Artificial intelligence is getting better and better at generating an image in response to a handful of words, with publicly available AI image generators like DALL-E 2 and Stable Diffusion. Now Meta researchers are taking AI a step further: They’re using it to make up videos from a text message.
Mark Zuckerberg, CEO of Meta posted on Facebook Thursday about the investigationI call Make a video, with a 20-second clip compiling various text prompts used by Meta researchers and the resulting (very short) videos. Prompts include “A teddy bear painting a self-portrait”, “A spaceship landing on Mars”, “A lazy baby in a knitted hat trying to figure out a laptop”, and “A robot surfing an ocean wave”.

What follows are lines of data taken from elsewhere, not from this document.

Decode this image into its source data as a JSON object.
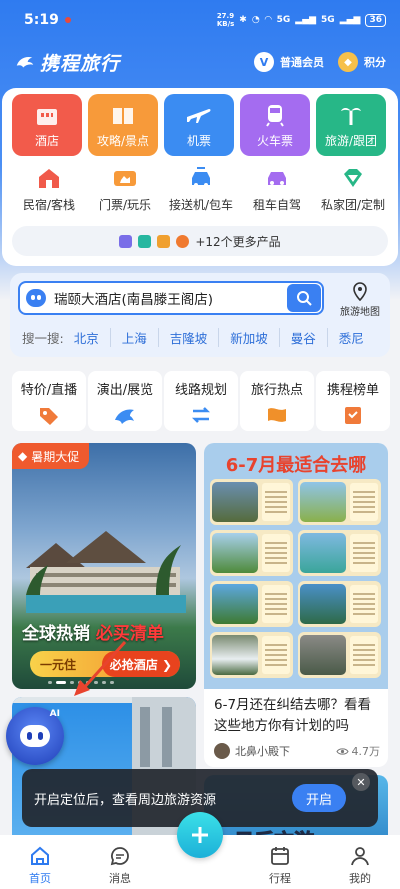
{
  "status": {
    "time": "5:19",
    "net_speed": "27.9\nKB/s",
    "signal1": "5G",
    "signal2": "5G",
    "battery": "36"
  },
  "header": {
    "logo": "携程旅行",
    "member": "普通会员",
    "member_icon": "V",
    "points": "积分"
  },
  "big_tiles": [
    {
      "label": "酒店",
      "color": "#f25b4b"
    },
    {
      "label": "攻略/景点",
      "color": "#f79a3a"
    },
    {
      "label": "机票",
      "color": "#3b8cf2"
    },
    {
      "label": "火车票",
      "color": "#a46cf0"
    },
    {
      "label": "旅游/跟团",
      "color": "#27b787"
    }
  ],
  "small_tiles": [
    {
      "label": "民宿/客栈"
    },
    {
      "label": "门票/玩乐"
    },
    {
      "label": "接送机/包车"
    },
    {
      "label": "租车自驾"
    },
    {
      "label": "私家团/定制"
    }
  ],
  "more_products": "+12个更多产品",
  "search": {
    "value": "瑞颐大酒店(南昌滕王阁店)",
    "map_label": "旅游地图"
  },
  "suggest": {
    "label": "搜一搜:",
    "keywords": [
      "北京",
      "上海",
      "吉隆坡",
      "新加坡",
      "曼谷",
      "悉尼"
    ]
  },
  "tools": [
    {
      "label": "特价/直播"
    },
    {
      "label": "演出/展览"
    },
    {
      "label": "线路规划"
    },
    {
      "label": "旅行热点"
    },
    {
      "label": "携程榜单"
    }
  ],
  "promo": {
    "tag": "暑期大促",
    "line1": "全球热销",
    "line1_red": "必买清单",
    "btn_left": "一元住",
    "btn_right": "必抢酒店 ❯"
  },
  "article": {
    "poster_title": "6-7月最适合去哪",
    "title": "6-7月还在纠结去哪？看看这些地方你有计划的吗",
    "author": "北鼻小殿下",
    "views": "4.7万"
  },
  "ai_bot": {
    "label": "AI"
  },
  "card5": {
    "text": "日后方游"
  },
  "toast": {
    "message": "开启定位后，查看周边旅游资源",
    "action": "开启",
    "close": "✕"
  },
  "tabbar": [
    {
      "label": "首页"
    },
    {
      "label": "消息"
    },
    {
      "label": ""
    },
    {
      "label": "行程"
    },
    {
      "label": "我的"
    }
  ]
}
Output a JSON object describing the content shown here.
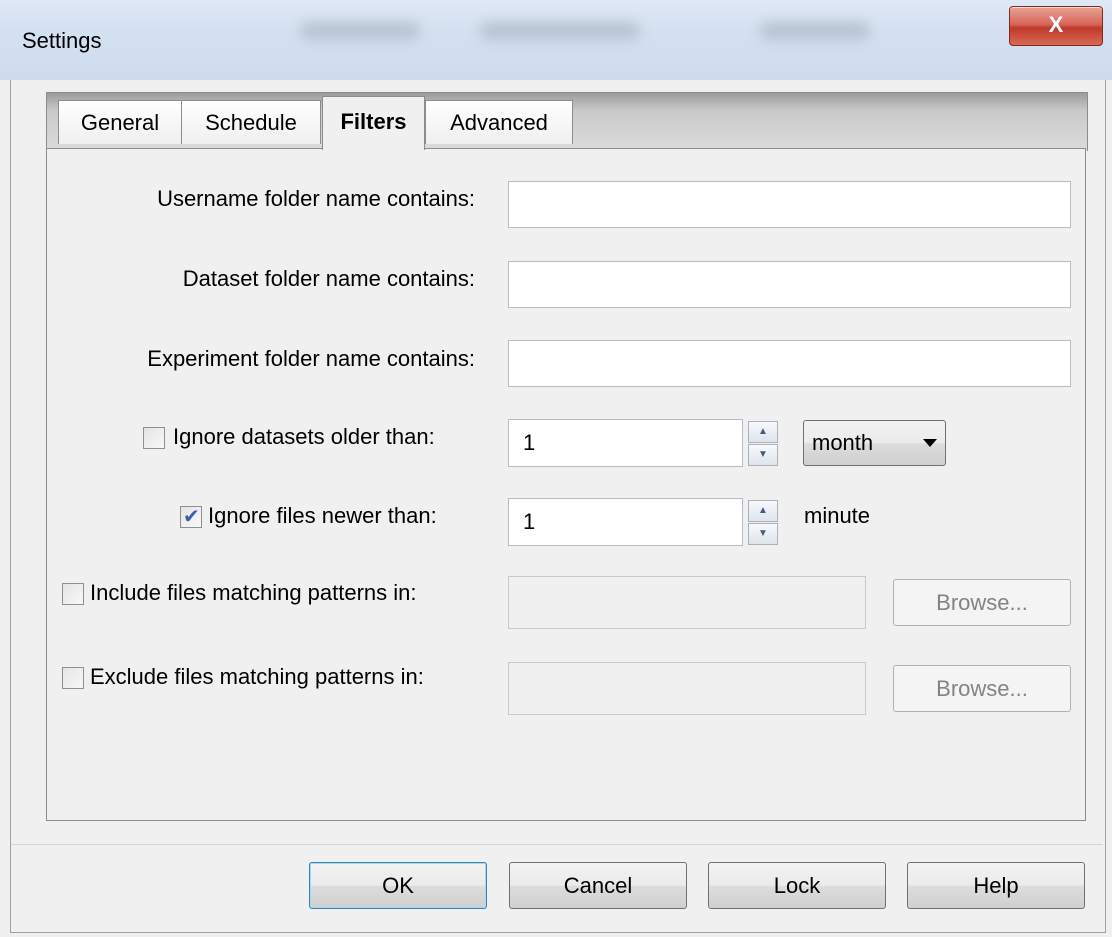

The videos for each message are only a few seconds long, and usually show what the message suggests (with the exception of the baby sloth, who doesn’t look much like the real thing), in fairly low resolution and somewhat choppy. style. Still, it demonstrates a new direction AI research is taking as systems get better and better at generating images from words. However, if the technology is eventually released widely, it will raise many of the same concerns raised by text-to-image systems, such as that it could be used to spread misinformation via video.
A Web page for Make-A-Video includes these short clips and others, some of which look quite realistic, such as a video created in response to the prompt “Clown fish swimming in the coral reef” or one meant to show “A young couple walking in heavy rain.”
In his Facebook post, Zuckerberg pointed out how complicated it is to generate a moving image from a handful of words.
“It is much more difficult to generate videos than photos because in addition to correctly rendering each pixel, the system also has to predict how they will change over time,” he wrote.
a research paper Describing the work, it is explained that the project uses a text-to-image AI model to figure out how words correspond to images, and an AI technique known as unsupervised learning — in which algorithms painstakingly analyze unlabeled data to discern patterns within it — to watch video and determine what realistic motion looks like.
As with the massively popular AI systems that generate images from text, the researchers noted that their text-to-image AI model was trained on data from the internet, meaning it learned “and likely exaggerated social biases.” , including harmful ones,” the researchers wrote. They noted that they filtered data for “NSFW content and toxic words,” but since data sets can include many millions of images and text, it may not be possible to remove all of that content.
Zuckerberg wrote that Meta plans to share the Make-A-Video project as a demo in the future.